Prime Minister Narendra Modi’s embrace of technology is well-known. There was the robot ‘Mitra’, which greeted him and Ivanka Trump as they launched the Global Entrepreneurship Summit in Hyderabad in November 2017.
And then there was the robot at Kevadia Colony in Gujarat Thursday, which released a coffee table book as well as the newsletter of the Lal Bahadur Shastri National Academy of Administration, welcoming the Prime Minister in its USS Enterprise voice.
Here’s how a coffee table book and newsletter of LBSNAA were released in Kevadia. pic.twitter.com/CwDaV1K28F
— Narendra Modi (@narendramodi) October 31, 2019
But Kevadia, circa 2019, will be remembered for other things too. On Sardar Vallabhbhai Patel’s 144th birth anniversary, Modi not only paid fulsome tributes at the feet of the China-burnished Statue of Unity, the tallest statue in the world at 182 metres. Climbing up a rostrum that reached the Sardar’s feet, Modi stretched his arms and let the wind carry away the flower petals.
Not sure any IAS, IFS, IPS and other civil service officers-to-be have ever taken a vow like that before.
Certainly, Modi has made it clear that he idolises Sardar Patel. Since he came to power in 2014, he has ordered that 31 October be celebrated as Rashtriya Ekta Diwas. If not for Patel who integrated 560 princely states into the Union of India, Modi believes, the country would have fallen apart at the time of Partition. He said as much at Kevadia.
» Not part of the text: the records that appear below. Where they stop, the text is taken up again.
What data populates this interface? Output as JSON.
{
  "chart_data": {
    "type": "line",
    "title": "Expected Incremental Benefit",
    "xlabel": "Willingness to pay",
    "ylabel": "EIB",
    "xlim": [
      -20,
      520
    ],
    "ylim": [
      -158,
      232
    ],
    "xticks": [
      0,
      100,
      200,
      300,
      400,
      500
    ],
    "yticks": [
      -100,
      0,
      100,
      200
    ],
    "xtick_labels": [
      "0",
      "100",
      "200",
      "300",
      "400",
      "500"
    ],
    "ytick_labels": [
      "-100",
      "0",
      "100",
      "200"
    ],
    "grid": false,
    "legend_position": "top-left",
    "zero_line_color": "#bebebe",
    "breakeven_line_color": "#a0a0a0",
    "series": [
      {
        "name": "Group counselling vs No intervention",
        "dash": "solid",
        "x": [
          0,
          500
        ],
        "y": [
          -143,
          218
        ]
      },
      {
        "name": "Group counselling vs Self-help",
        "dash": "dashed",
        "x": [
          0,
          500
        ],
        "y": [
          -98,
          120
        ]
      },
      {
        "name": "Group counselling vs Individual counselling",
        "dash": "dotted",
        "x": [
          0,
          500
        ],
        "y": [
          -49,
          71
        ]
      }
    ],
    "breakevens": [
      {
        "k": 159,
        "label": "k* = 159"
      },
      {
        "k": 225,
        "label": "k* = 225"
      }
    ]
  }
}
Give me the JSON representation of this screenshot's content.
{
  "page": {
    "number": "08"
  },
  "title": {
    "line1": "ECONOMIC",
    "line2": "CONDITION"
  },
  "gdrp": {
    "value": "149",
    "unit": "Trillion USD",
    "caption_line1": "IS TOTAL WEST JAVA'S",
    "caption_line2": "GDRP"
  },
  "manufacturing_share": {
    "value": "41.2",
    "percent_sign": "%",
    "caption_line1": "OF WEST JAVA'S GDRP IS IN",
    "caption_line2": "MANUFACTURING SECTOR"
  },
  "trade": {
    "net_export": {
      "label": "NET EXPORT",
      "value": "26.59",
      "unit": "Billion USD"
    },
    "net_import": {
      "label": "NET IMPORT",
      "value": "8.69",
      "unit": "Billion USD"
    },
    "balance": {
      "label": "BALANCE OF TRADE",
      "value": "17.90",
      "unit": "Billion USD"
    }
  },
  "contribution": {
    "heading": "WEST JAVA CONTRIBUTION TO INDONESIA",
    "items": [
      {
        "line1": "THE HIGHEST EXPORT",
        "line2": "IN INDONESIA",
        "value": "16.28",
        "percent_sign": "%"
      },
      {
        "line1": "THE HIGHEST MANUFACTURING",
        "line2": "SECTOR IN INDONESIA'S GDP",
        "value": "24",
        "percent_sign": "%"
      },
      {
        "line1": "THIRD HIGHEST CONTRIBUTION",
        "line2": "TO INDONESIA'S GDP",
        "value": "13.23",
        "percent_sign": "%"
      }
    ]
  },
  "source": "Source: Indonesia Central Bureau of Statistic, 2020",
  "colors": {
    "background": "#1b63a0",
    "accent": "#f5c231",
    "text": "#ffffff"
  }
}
“Centuries ago India was united by Chanakya, and after that Sardar Patel did it,” Modi said.
Meanwhile, Indira Gandhi, who broke up Pakistan and whose death anniversary also falls on 31 October, was dismissed in one matter-of-fact tweet early morning by the PM. I pay my “vinamra shradhanjali,” respectful condolences, to the former PM’s memory, Modi said.
The rest of the day was spent lauding Congress leader Sardar Patel, whose strongarm tactics in Jammu and Kashmir in 1947, saved the day for India, according to Modi. Moreover, Jawaharlal Nehru’s absurd notions about giving special status to the Muslim-majority state in 1950, through none other than Article 370, exacerbated the problem. The Sardar died too young, otherwise the character of India’s democracy would have taken a different trajectory. It was now up to him, Modi, to bring the country back to the right path.
Modi clearly believes he is completing Patel’s agenda. That’s why he picked 31 October, Patel’s birth anniversary, to bifurcate Jammu and Kashmir into two union territories.
But as the historian Srinath Raghavan has pointed out, the truth is quite the opposite. It was Patel, not Nehru, who was the architect of Article 370 in the Constitution. In fact, Patel – not Nehru – had been willing to let Kashmir accede to Pakistan in exchange for Hyderabad, which Patel was eyeing because it was a state located right in the heart of southern India.
Certainly, the relationship between Nehru and Patel depends on the lens it is looked from. According to Vidya Subrahmaniam, the two men admired each other greatly. According to Hindol Sengupta, Patel has not been given the recognition that was due to him.
Modi has been clearly trying to fix that problem for some time. The Kevadia celebration was like an avenging of Patel, especially with regard to Jammu and Kashmir.
“Article 370 is a wall that has gone now,” Modi said at Kevadia, dedicating the removal of the statutory provision to Patel.
The downgrading of J&K into two union territories also means that Modi wants to retain control over the state’s politics, at least for the time being.
In fact, Modi’s obsession with control, order and discipline demonstrates his need to transform the essentially chaotic nature of India’s democracy into a regulated space; because it’s a short step from democracy to anarchy, and anarchy implies an absence of control.
That’s why Modi leans so vehemently in favour of the “One Nation” formula: One Nation/One Tax, One Nation/One Flag, One Nation/One Language, One Nation/One Election, and last but not least, One Nation/One Ration Card.
It’s perhaps why, at Kevadia, he implored the civil service trainees to employ the “One District, One Problem, Total Solution” method of governance.
Clearly, this has been an important week for Modi. But it’s not over yet. In the coming days, India has to decide whether or not to join the pro-Chinese Regional Comprehensive Economic Partnership (RCEP), which the Swadeshi Jagran Manch (SJM) is violently against because it believes competitively priced foreign goods will wipe out Indian products.
Will Modi capitulate to the SJM or will he vote in favour of trimming the flab so that the Indian economy can at least compete with the outside world?
One of the biggest decisions of his prime ministership awaits Modi.